立命館大学が初出場で駅伝大会を制覇
2025年6月20日、日本から初めて出場した立命館大学が、英国のウィンザーで開催された第2回FT Nikkei UK Ekidenを見事に制しました。この大会には、オックスフォード大学やケンブリッジ大学など、英国の強豪大学15校が参加し、全31チームが競い合いました。今回の駅伝大会のコースは、英国テムズ沿いの114kmを10区間に分けて行われ、選手たちはその厳しい距離に挑戦しました。
大会は、オックスフォード大学が昨年のチャンピオンとしてスタートしましたが、彼らは残念ながらタスキの受け渡しをルールに従わずに行ったため失格となりました。これにより、立命館大学が繰り上げ優勝を果たし、驚異的な出来事となりました。2位にはラフバラ大学、3位にはセントメアリーズ大学が入賞しました。
立命館大学の選手たちは、バトンリレーであるタスキをかけて走り抜け、特に注目されたのは、土屋舞琴選手が8区、薮田虎志朗選手が7区を担当し、アンカーとして荒田悠良選手がその役目を果たしたことです。選手たちは厳しい気温29度の中で日本の伝統を大切にし、力強い走りを見せました。
一方、失格となったオックスフォード大学には、その優れた走りとチームワークが評価され、主催者から特別賞が贈られるなど、彼らの競技への情熱も称賛されました。
大会の概要
FT Nikkei UK Ekidenは、英国・ウィンザーのブロカス・フィールドを起点にし、レディングのキングスメドウまでの往復コース全長114kmを10区間に分けて行われました。大学対抗部門では男女混合チーム(男子5名、女子5名)で競い、立命館大学は特別招待枠として参加しました。企業・コミュニティ部門には、スポンサー企業やメディア関係者、在英日本国大使館が参加し、総勢310人以上の選手がゴールを目指しました。また、鹿児島から渡英した5人の学生が「鹿児島チーム」として出場し、薩摩藩の留学160周年を記念しました。

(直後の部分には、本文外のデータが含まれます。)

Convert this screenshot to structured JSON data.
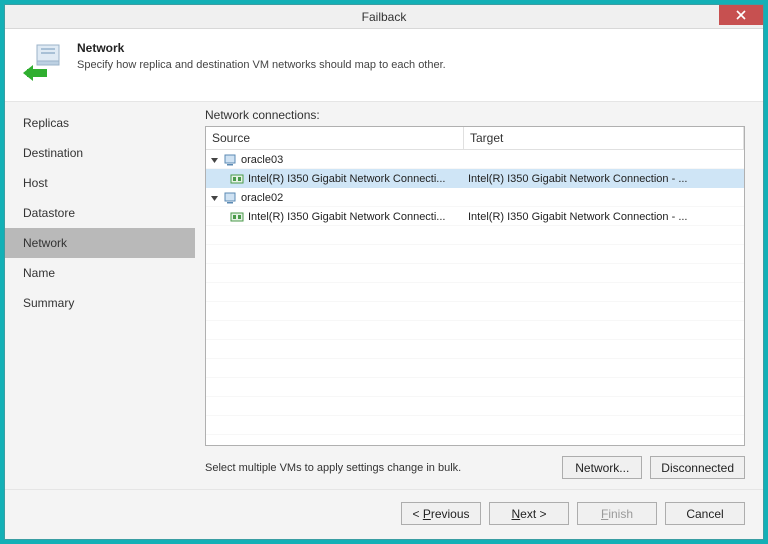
{
  "window": {
    "title": "Failback"
  },
  "header": {
    "title": "Network",
    "desc": "Specify how replica and destination VM networks should map to each other."
  },
  "sidebar": {
    "items": [
      {
        "label": "Replicas"
      },
      {
        "label": "Destination"
      },
      {
        "label": "Host"
      },
      {
        "label": "Datastore"
      },
      {
        "label": "Network"
      },
      {
        "label": "Name"
      },
      {
        "label": "Summary"
      }
    ],
    "activeIndex": 4
  },
  "content": {
    "connLabel": "Network connections:",
    "columns": {
      "source": "Source",
      "target": "Target"
    },
    "rows": [
      {
        "kind": "group",
        "caret": true,
        "icon": "vm",
        "source": "oracle03",
        "target": ""
      },
      {
        "kind": "nic",
        "icon": "nic",
        "source": "Intel(R) I350 Gigabit Network Connecti...",
        "target": "Intel(R) I350 Gigabit Network Connection - ...",
        "selected": true
      },
      {
        "kind": "group",
        "caret": true,
        "icon": "vm",
        "source": "oracle02",
        "target": ""
      },
      {
        "kind": "nic",
        "icon": "nic",
        "source": "Intel(R) I350 Gigabit Network Connecti...",
        "target": "Intel(R) I350 Gigabit Network Connection - ..."
      }
    ],
    "hint": "Select multiple VMs to apply settings change in bulk.",
    "networkBtn": "Network...",
    "disconnectedBtn": "Disconnected"
  },
  "footer": {
    "previous": "< Previous",
    "next": "Next >",
    "finish": "Finish",
    "cancel": "Cancel",
    "prevKey": "P",
    "nextKey": "N",
    "finishKey": "F"
  }
}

この大会で注目されたのは、英国では一般的ではないタスキです。日本の襷(たすき)は信頼や絆を象徴するアイテムとして、参加者にとって新たな体験となりました。
大会の意義と展望
本大会は、Financial Times(FT)と日本経済新聞社(Nikkei)の支援を受け、日本の伝統である駅伝文化を英国に広め、大学の駅伝競技を確立することを目的としています。今年は新たにアシックスや日本航空、サントリーグローバルスピリッツ、三井住友フィナンシャルグループなどのスポンサーが加わり、大会の成長を示すこととなりました。
企業・コミュニティ部門には、メディア関係者やインフルエンサーたちが中心となったメディアチーム「駅伝ストーリーTellers」、在英日本国大使館と英国王室関連スタッフによる合同チーム、さらには英国空軍チームなど様々な業界からの参加があり、交流の広がりを感じさせました。

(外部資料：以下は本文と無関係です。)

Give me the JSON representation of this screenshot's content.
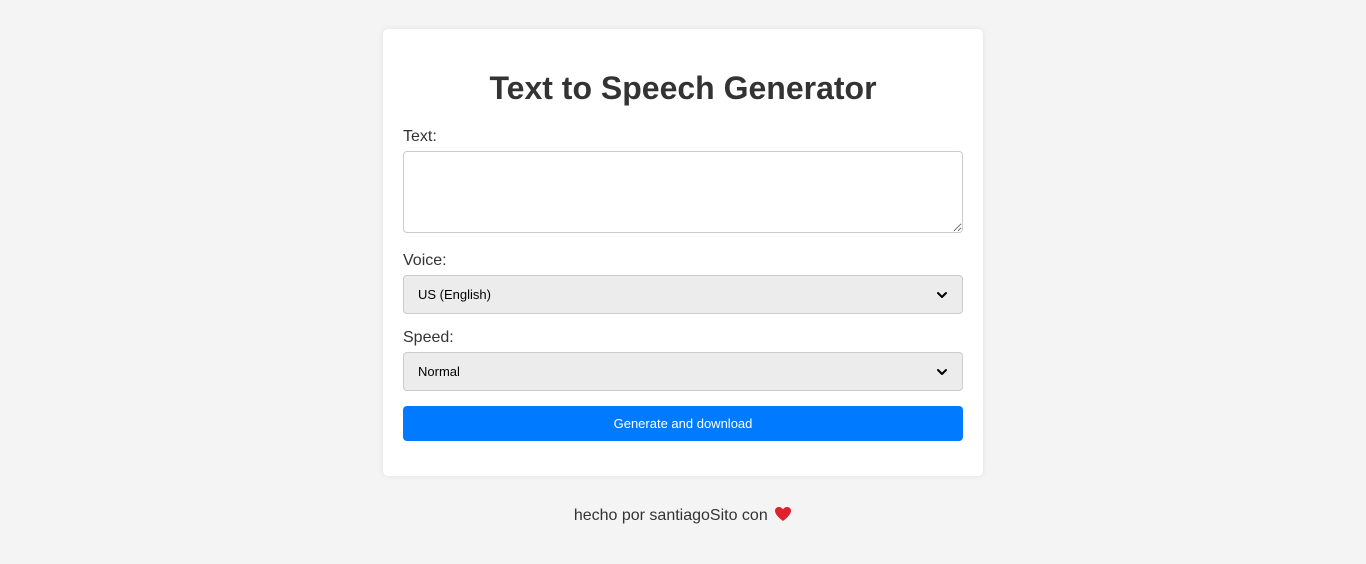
{
  "page": {
    "title": "Text to Speech Generator"
  },
  "form": {
    "text_label": "Text:",
    "text_value": "",
    "voice_label": "Voice:",
    "voice_selected": "US (English)",
    "speed_label": "Speed:",
    "speed_selected": "Normal",
    "submit_label": "Generate and download"
  },
  "footer": {
    "text": "hecho por santiagoSito con",
    "heart_icon": "heart-icon"
  },
  "colors": {
    "background": "#f4f4f4",
    "card": "#ffffff",
    "accent": "#007bff",
    "heart": "#e0202a",
    "text": "#333333"
  }
}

大会の運営にあたるUK駅伝運営本部および多くの地元ボランティアの支持を受け、地域住民も応援に駆けつけ、温かい声援で日本発の駅伝大会を盛り上げました。オリンピック出場経験者であるエイリッシュ・マッコルガン選手やベス・ポッター選手といった名ランナーも企業チームとして参加し、その存在価値を示しました。
大会主催者であるアンナ・ディングリー氏は「今年は非常にハイレベルな戦いとなり、全ての選手がチームワークと忍耐力を発揮し、素晴らしい走りを見せてくれました」と述べ、今後の発展に期待を寄せています。フィナンシャルタイムズCEOのジョン・リディング氏も「このイベントのスケールは初年度を超え、感動的な光景となりました」と語り、両国の選手たちの真剣な姿を称賛しました。
UK駅伝の背景
「UK駅伝」は、日本の駅伝文化に感銘を受け、2024年に天皇陛下が英国に訪問される記念年に創設されました。この大会は日英関係の強化と、日本の大学駅伝文化を英国に根付かせることを目的とし、スポーツを通じた国際交流の貴重な機会ともなっています。参加者たちは日本の精神に触れ、新たな文化交流の架け橋となることでしょう。